Formula One (F1) has partnered with AWS to expand its "F1 insights" in a new initiative to use machine learning (ML) to improve the viewing experience of F1 races for fans. The announcement was made at the AWS re:Invent conference, hosted in Las Vegas.
Speaking to the audience, F1 managing director of motorsport Ross Brawn explained why the F1 body had decided to collaborate with AWS in the expansion of F1 Insights: "For next season we are expanding 'F1 Insights' for our viewers by further integrating the telemetry data such as car position, tyre condition, even the weather, so we can use SageMaker to predict car performance, pitstops and race strategy".

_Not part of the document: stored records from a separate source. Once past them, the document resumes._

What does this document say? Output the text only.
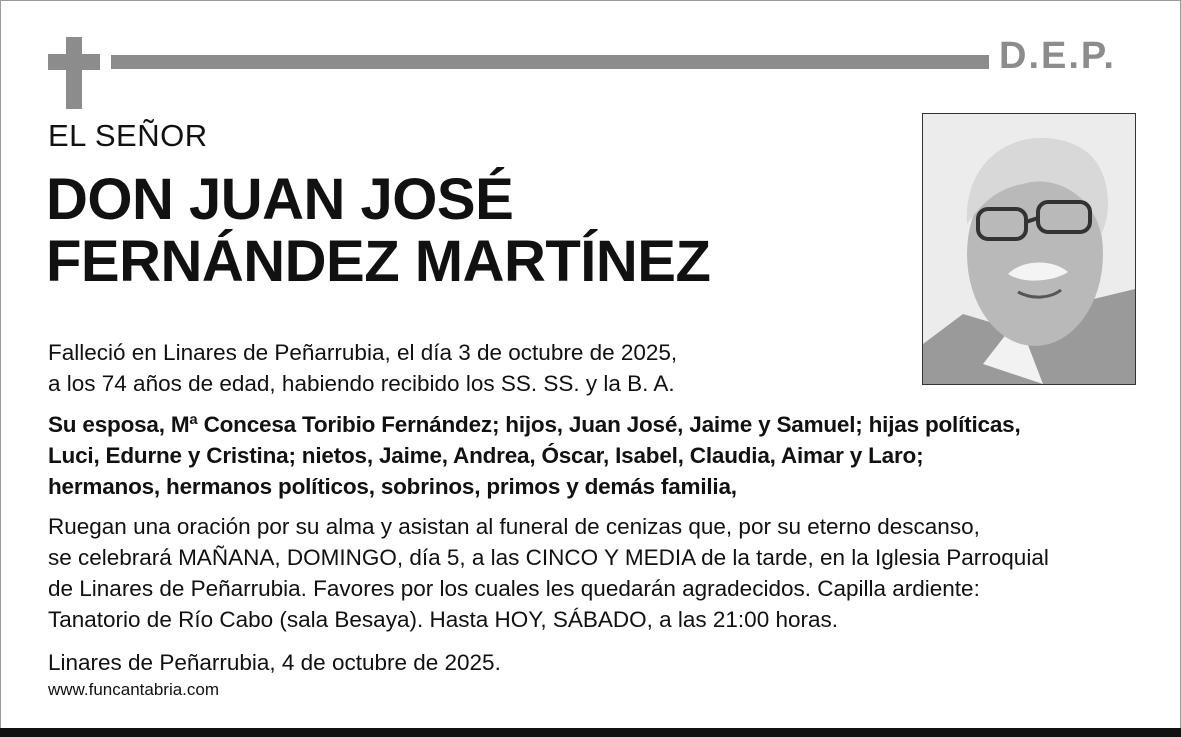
D.E.P.
EL SEÑOR
DON JUAN JOSÉ
FERNÁNDEZ MARTÍNEZ
Falleció en Linares de Peñarrubia, el día 3 de octubre de 2025,
a los 74 años de edad, habiendo recibido los SS. SS. y la B. A.
Su esposa, Mª Concesa Toribio Fernández; hijos, Juan José, Jaime y Samuel; hijas políticas,
Luci, Edurne y Cristina; nietos, Jaime, Andrea, Óscar, Isabel, Claudia, Aimar y Laro;
hermanos, hermanos políticos, sobrinos, primos y demás familia,
Ruegan una oración por su alma y asistan al funeral de cenizas que, por su eterno descanso,
se celebrará MAÑANA, DOMINGO, día 5, a las CINCO Y MEDIA de la tarde, en la Iglesia Parroquial
de Linares de Peñarrubia. Favores por los cuales les quedarán agradecidos. Capilla ardiente:
Tanatorio de Río Cabo (sala Besaya). Hasta HOY, SÁBADO, a las 21:00 horas.
Linares de Peñarrubia, 4 de octubre de 2025.
www.funcantabria.com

The Amazon SageMaker is an AWS service which gives developers the capability to "build, train, and deploy machine learning models quickly". SageMaker has been utilized by the F1 to track driver performance for viewers and let them see if drivers have "pushed themselves over the limit" in real time.
In a blog released by AWS, the cloud services company explores its plans to utilize ML to deliver new experience to fans. Through ML, AWS will be extracting a number of performance data to provide viewers with an "insight into the split-second decisions and strategies adopted by teams and drivers".
Outside of simply enhancing the viewer experience, the F1 is also planning to transfer its infrastructure to the AWS cloud in the hope that the various ML services it offers will aid in the "quality of the simulations their aerodynamics team can run as they work to develop the new car design rules for Formula 1 teams and drivers".
"We can bring that information to the fans and make them understand if the guy is in trouble or if he can manage the situation," said Brawn at the conference. "These are insights the teams always had but we are going to bring them to the fans and show them what is happening".